The road to impeachment

December 10, 2008 9:24:44 PM PST
If Governor Blagojevich refuses to resign steps are already being taken to impeach him. What would the process involve?State representative Jack Franks, a long-time, vocal critic of Rod Blagojevich says that if the governor doesn't resign by Friday, he'll be pushing Monday for the impeachment machine to fire up.

One of his colleagues is already drawing up articles of impeachment. The House Republican leader is greenlighting impeachment, but the House speaker, at this point, hasn't committed to a process that is not clearly defined, and has been referred to as a "nuclear option".

"I think it's clear steps need to be taken to remove him from office, and the most expeditious form in the impeachment resolution," said Il. Rep. John Fritchey (D).

The Illinois General Assembly has had very little experience with impeachment. The last, and only modern-day impeachment move focused on a controversial State Supreme court chief justice, but it ended when he chose to surrender his seat as chief.

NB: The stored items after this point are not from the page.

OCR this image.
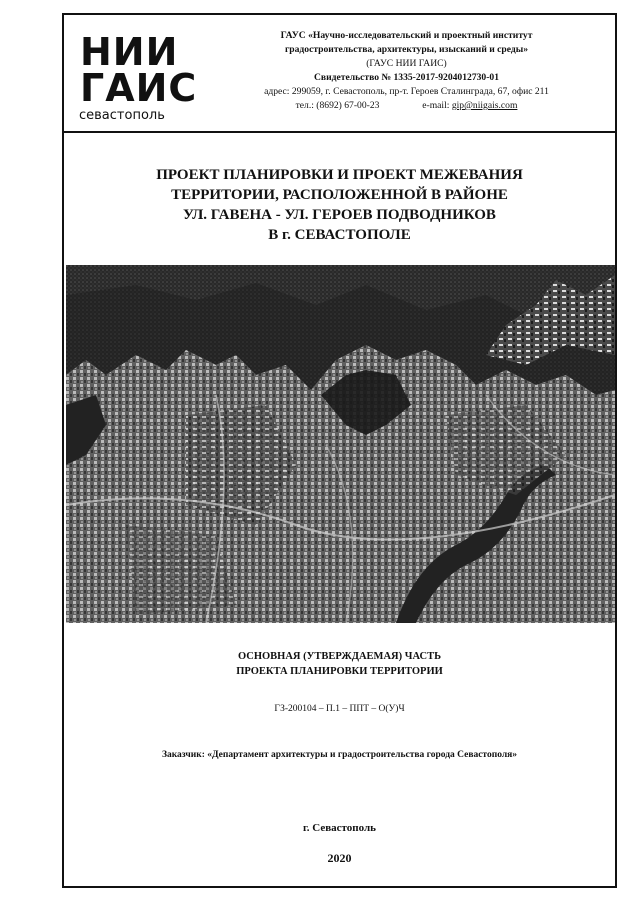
НИИ
ГАИС
севастополь
ГАУС «Научно-исследовательский и проектный институт
градостроительства, архитектуры, изысканий и среды»
(ГАУС НИИ ГАИС)
Свидетельство № 1335-2017-9204012730-01
адрес: 299059, г. Севастополь, пр-т. Героев Сталинграда, 67, офис 211
тел.: (8692) 67-00-23	e-mail: gip@niigais.com
ПРОЕКТ ПЛАНИРОВКИ И ПРОЕКТ МЕЖЕВАНИЯ
ТЕРРИТОРИИ, РАСПОЛОЖЕННОЙ В РАЙОНЕ
УЛ. ГАВЕНА - УЛ. ГЕРОЕВ ПОДВОДНИКОВ
В г. СЕВАСТОПОЛЕ
ОСНОВНАЯ (УТВЕРЖДАЕМАЯ) ЧАСТЬ
ПРОЕКТА ПЛАНИРОВКИ ТЕРРИТОРИИ
ГЗ-200104 – П.1 – ППТ – О(У)Ч
Заказчик: «Департамент архитектуры и градостроительства города Севастополя»
г. Севастополь
2020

There's no clause in the state constitution that says here are the grounds of an impeachable offense.

State Rep. John Fritchey, a fellow Democrat but long-time critic of the governor, is drawing up the framework for articles of impeachment.

They would argue that Blagojevich has violated his oath of office, is guilty of abuse of power, and based on the government's new criminal complaint, he engaged in official misconduct.

The House - in pursuing impeachment - has a much lower threshold that proving guilt beyond a reasonable doubt, but there are questions about how and how much of the government's criminal case against the governor can be presented in an impeachment proceeding.

A spokesman says the House speaker is moving cautiously on the issue.

There is a secondary move under consideration which would have the state's attorney general file a complaint asking the state Supreme court to remove the governor from power.

What the Supreme court could do is say this is not a criminal proceeding, but we recognize that the governor is not capable of serving and should at minimum be temporarily removed," said Lisa Madigan, attorney general.

The justices, however, may prefer this to be handled by the General Assembly, and they are lining up to do so.

The House would need only 60 votes to approve impeaching the governor. He would then be tried in the senate where a two-thirds vote is necessary to convict and remove him from office. Were it to happen, it is a process that would take weeks minimally, and perhaps months.